Every nonprofit is a Closed Loop organization or an Open Loop organization. Knowing the distinction between the two and which camp your organization is in will have a huge impact on your fundraising.
While donors represent anyone who volunteers their time or financially supports an organization, I want to focus on those who give financial support. And for our purposes, let’s define a “beneficiary” as the recipient of your organization or institution’s services. These are the people your organization exists to serve.
An Open Loop organization has beneficiaries that will likely never be donors.
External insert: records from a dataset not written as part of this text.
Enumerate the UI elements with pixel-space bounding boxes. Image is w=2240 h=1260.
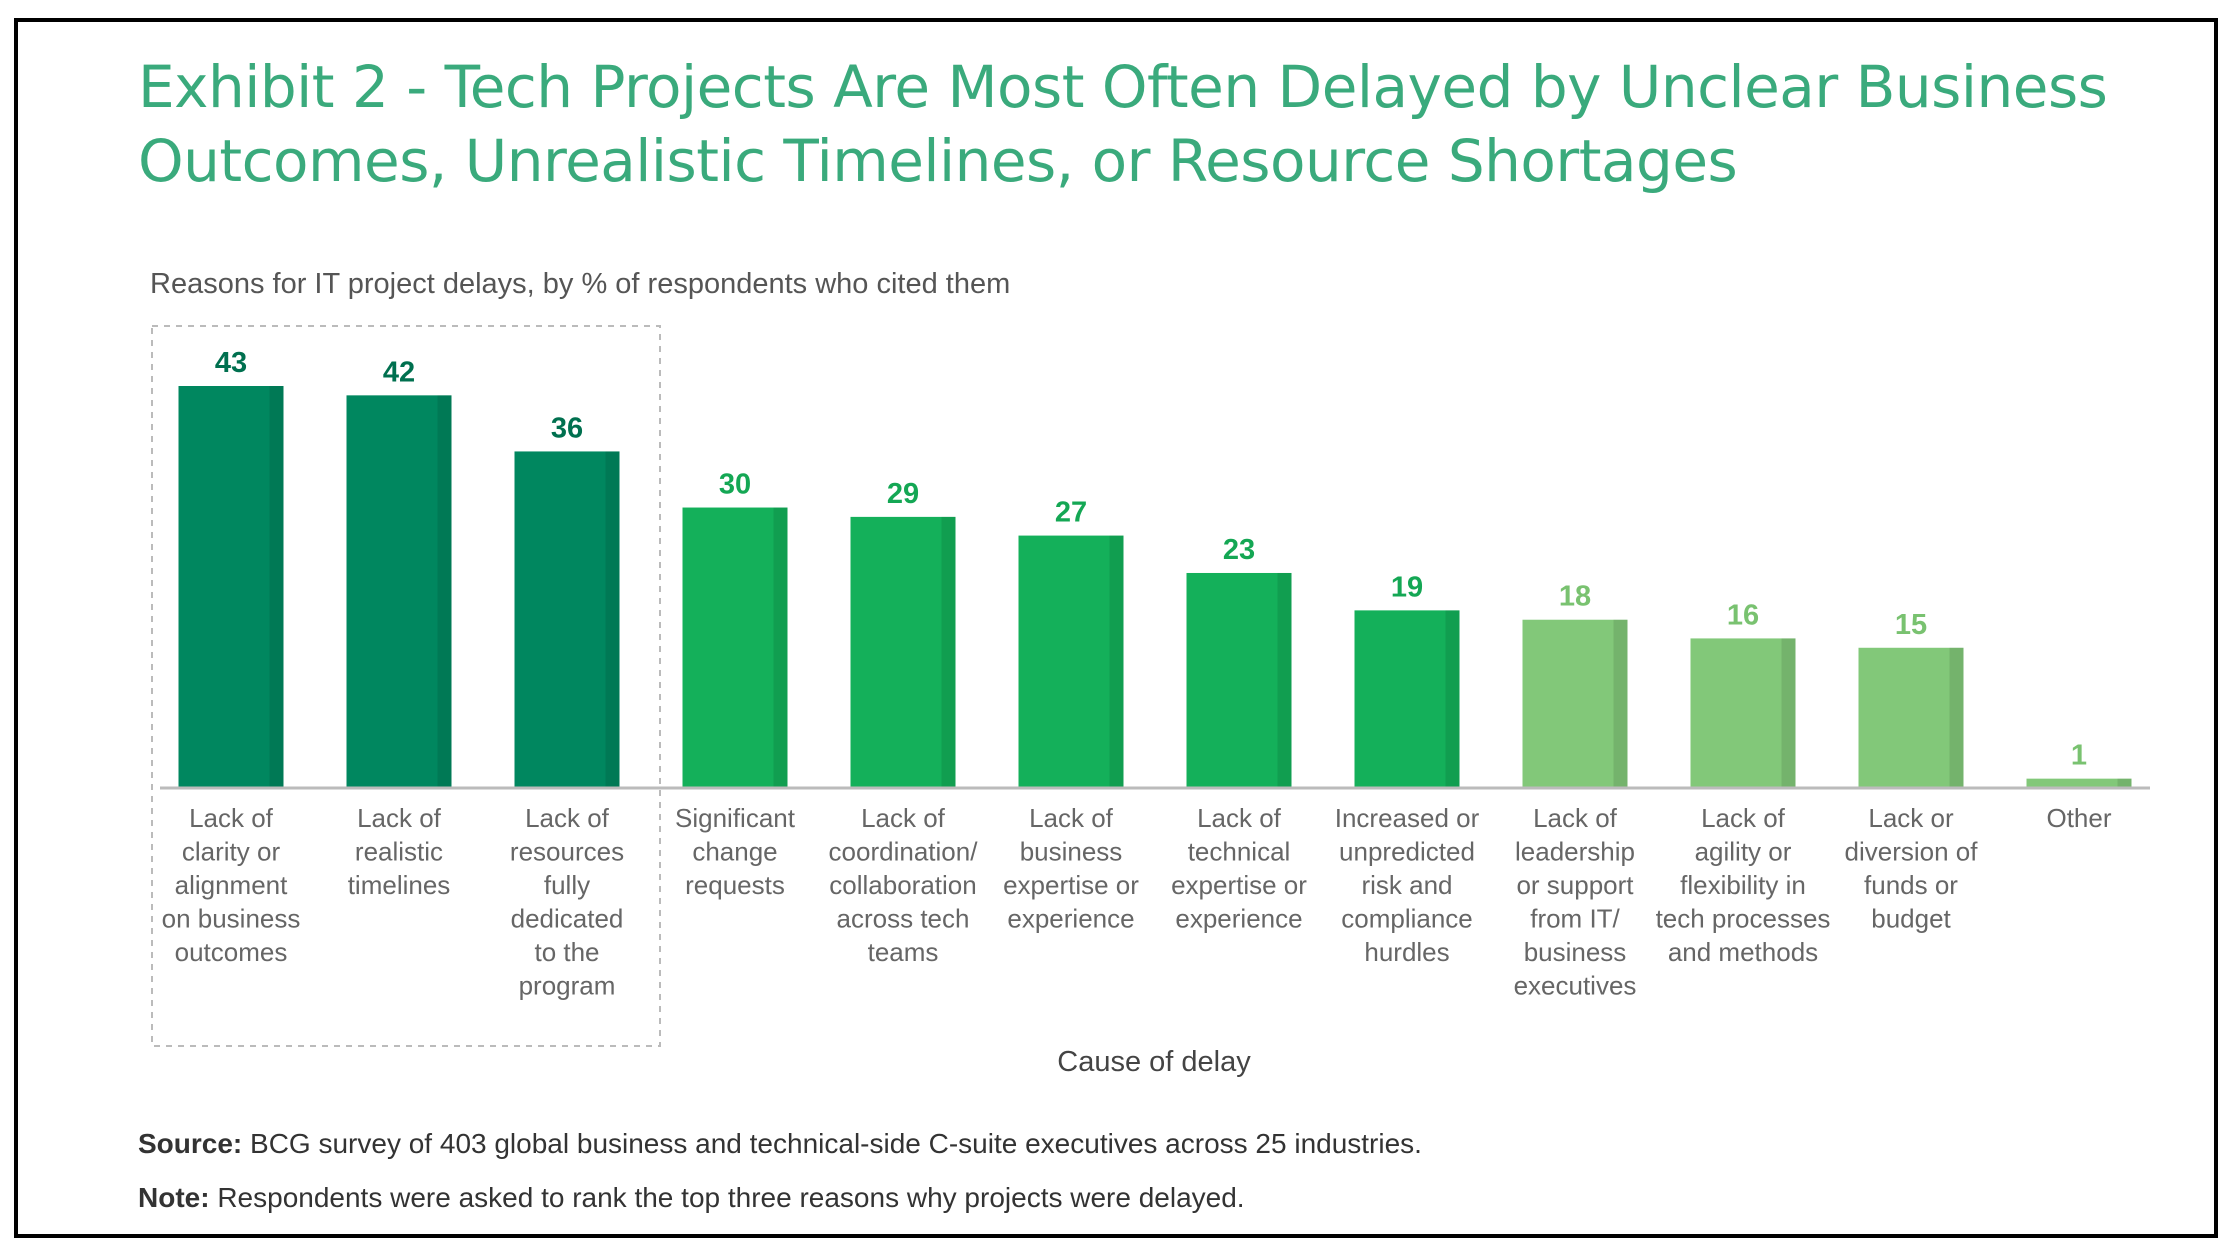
category-label: expertise or [1003,870,1139,900]
bar-value-label: 30 [719,469,751,501]
category-label: unpredicted [1339,837,1475,867]
category-label: change [692,837,777,867]
category-label: from IT/ [1530,904,1620,934]
category-label: leadership [1515,837,1635,867]
category-label: tech processes [1656,904,1831,934]
category-label: flexibility in [1680,870,1806,900]
source-text: BCG survey of 403 global business and te… [250,1128,1422,1159]
bar-shade [773,507,788,788]
bar-value-label: 23 [1223,534,1255,566]
category-label: outcomes [175,937,288,967]
bar [346,395,452,788]
category-label: Lack of [357,803,442,833]
bar-value-label: 19 [1391,571,1423,603]
category-label: dedicated [511,904,624,934]
category-label: risk and [1361,870,1452,900]
category-label: agility or [1695,837,1792,867]
category-label: Significant [675,803,796,833]
category-label: Lack of [1029,803,1114,833]
bar-value-label: 42 [383,356,415,388]
chart-subtitle: Reasons for IT project delays, by % of r… [150,268,1011,300]
note-footnote: Note: Respondents were asked to rank the… [138,1182,1245,1214]
bar-value-label: 16 [1727,599,1759,631]
category-label: alignment [175,870,289,900]
highlight-box [151,325,661,1047]
bar-shade [1277,572,1292,788]
bar-shade [941,516,956,788]
category-label: Lack of [525,803,610,833]
bar-value-label: 29 [887,478,919,510]
bar-value-label: 43 [215,347,247,379]
bar-shade [437,395,452,788]
category-label: hurdles [1364,937,1449,967]
bar-shade [1613,619,1628,788]
category-label: realistic [355,837,443,867]
bar [682,507,788,788]
category-label: timelines [348,870,451,900]
category-label: technical [1188,837,1291,867]
category-label: program [519,971,616,1001]
bar [514,451,620,788]
bar [1354,610,1460,788]
bar-shade [1781,638,1796,788]
note-text: Respondents were asked to rank the top t… [217,1182,1245,1213]
category-label: resources [510,837,624,867]
bar-shade [269,386,284,788]
bar-shade [1445,610,1460,788]
category-label: Lack of [1533,803,1618,833]
exhibit-title: Exhibit 2 - Tech Projects Are Most Often… [138,53,2108,195]
bar [1690,638,1796,788]
bar-value-label: 36 [551,412,583,444]
category-label: Other [2046,803,2111,833]
category-label: Lack of [861,803,946,833]
category-label: budget [1871,904,1951,934]
category-label: or support [1516,870,1634,900]
category-label: requests [685,870,785,900]
category-label: fully [544,870,590,900]
bar-value-label: 15 [1895,609,1927,641]
category-label: Lack or [1868,803,1954,833]
category-label: compliance [1341,904,1473,934]
category-label: collaboration [829,870,976,900]
bar-shade [605,451,620,788]
category-label: coordination/ [829,837,979,867]
x-axis-title: Cause of delay [1057,1046,1251,1078]
category-label: clarity or [182,837,281,867]
category-label: across tech [837,904,970,934]
bar-value-label: 27 [1055,497,1087,529]
category-label: Lack of [1197,803,1282,833]
category-label: teams [868,937,939,967]
category-label: Lack of [189,803,274,833]
category-label: and methods [1668,937,1818,967]
category-label: executives [1514,971,1637,1001]
bar [850,516,956,788]
bar [178,386,284,788]
bar-value-label: 1 [2071,740,2087,772]
category-label: on business [162,904,301,934]
category-label: experience [1175,904,1302,934]
category-label: experience [1007,904,1134,934]
category-label: Increased or [1335,803,1480,833]
category-label: business [1524,937,1627,967]
category-label: business [1020,837,1123,867]
bar [1522,619,1628,788]
bar [2026,778,2132,788]
bar-shade [1949,647,1964,788]
category-label: Lack of [1701,803,1786,833]
bar [1018,535,1124,788]
category-label: funds or [1864,870,1958,900]
bar-shade [2117,778,2132,788]
note-label: Note: [138,1182,210,1213]
bar [1858,647,1964,788]
bar-value-label: 18 [1559,581,1591,613]
source-footnote: Source: BCG survey of 403 global busines… [138,1128,1422,1160]
bar [1186,572,1292,788]
category-label: diversion of [1845,837,1979,867]
bar-shade [1109,535,1124,788]
category-label: expertise or [1171,870,1307,900]
category-label: to the [534,937,599,967]
source-label: Source: [138,1128,243,1159]
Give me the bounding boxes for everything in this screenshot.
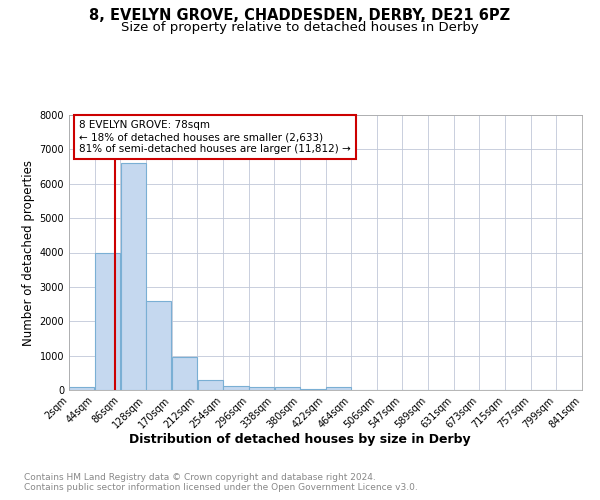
Bar [121,163,146,390]
Text: Distribution of detached houses by size in Derby: Distribution of detached houses by size … [129,432,471,446]
Bar [223,386,248,390]
Bar [146,300,172,390]
Bar [197,380,223,390]
Bar [95,252,120,390]
Text: 8, EVELYN GROVE, CHADDESDEN, DERBY, DE21 6PZ: 8, EVELYN GROVE, CHADDESDEN, DERBY, DE21… [89,8,511,22]
Bar [275,387,300,390]
Y-axis label: Number of detached properties: Number of detached properties [22,160,35,346]
Bar [301,389,326,390]
Bar [326,387,351,390]
Bar [249,386,274,390]
Bar [172,358,197,390]
Text: 8 EVELYN GROVE: 78sqm
← 18% of detached houses are smaller (2,633)
81% of semi-d: 8 EVELYN GROVE: 78sqm ← 18% of detached … [79,120,351,154]
Text: Size of property relative to detached houses in Derby: Size of property relative to detached ho… [121,21,479,34]
Text: Contains HM Land Registry data © Crown copyright and database right 2024.
Contai: Contains HM Land Registry data © Crown c… [24,472,418,492]
Bar [69,386,94,390]
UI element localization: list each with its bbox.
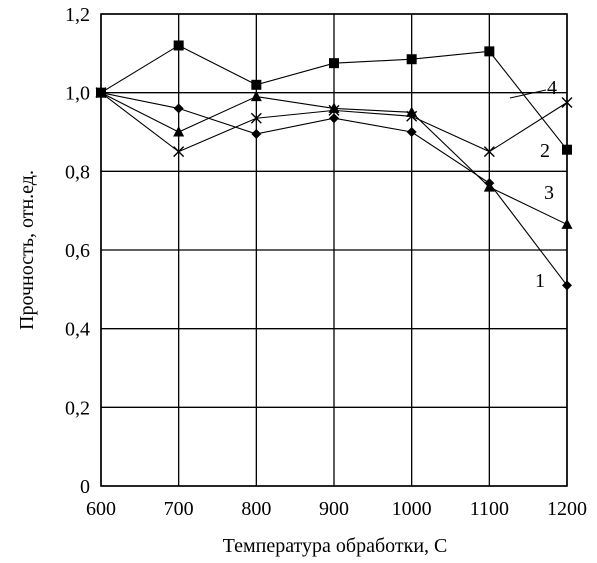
x-tick-label: 1200 (547, 498, 587, 520)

A humanitarian organization that serves the underprivileged, or provides international relief, has a beneficiary base who will likely never have the ability to provide material financial support back to the organization who helped them. That organization’s donors will come from another place. The donation process looks like this:
A Closed Loop organization or institution serves beneficiaries that have, or will have at some point in the future, the financial means to be a donor. These include hospitals, higher education institutions, and many religious organizations like churches. The donation process looks like this:
Generally speaking, most nonprofit donor bases are predominantly made up of donors who are either distinct from the beneficiaries that organization has served (Open Loop), or they are a subset of the universe of people who have been served by the institution (Closed Loop). There are always exceptions, but generally, most of your donors have personally benefited from or been impacted by your work, or they have not.
Your approach to acquisition has everything to do with whether you operate in the Open Loop or Closed Loop environment.
Both have a unique benefit and a very real challenge, and require distinct approaches to acquisition. If you happen to have a number of donors that reflect both models, then your acquisition practices need to reflect both models via distinct campaign strategies.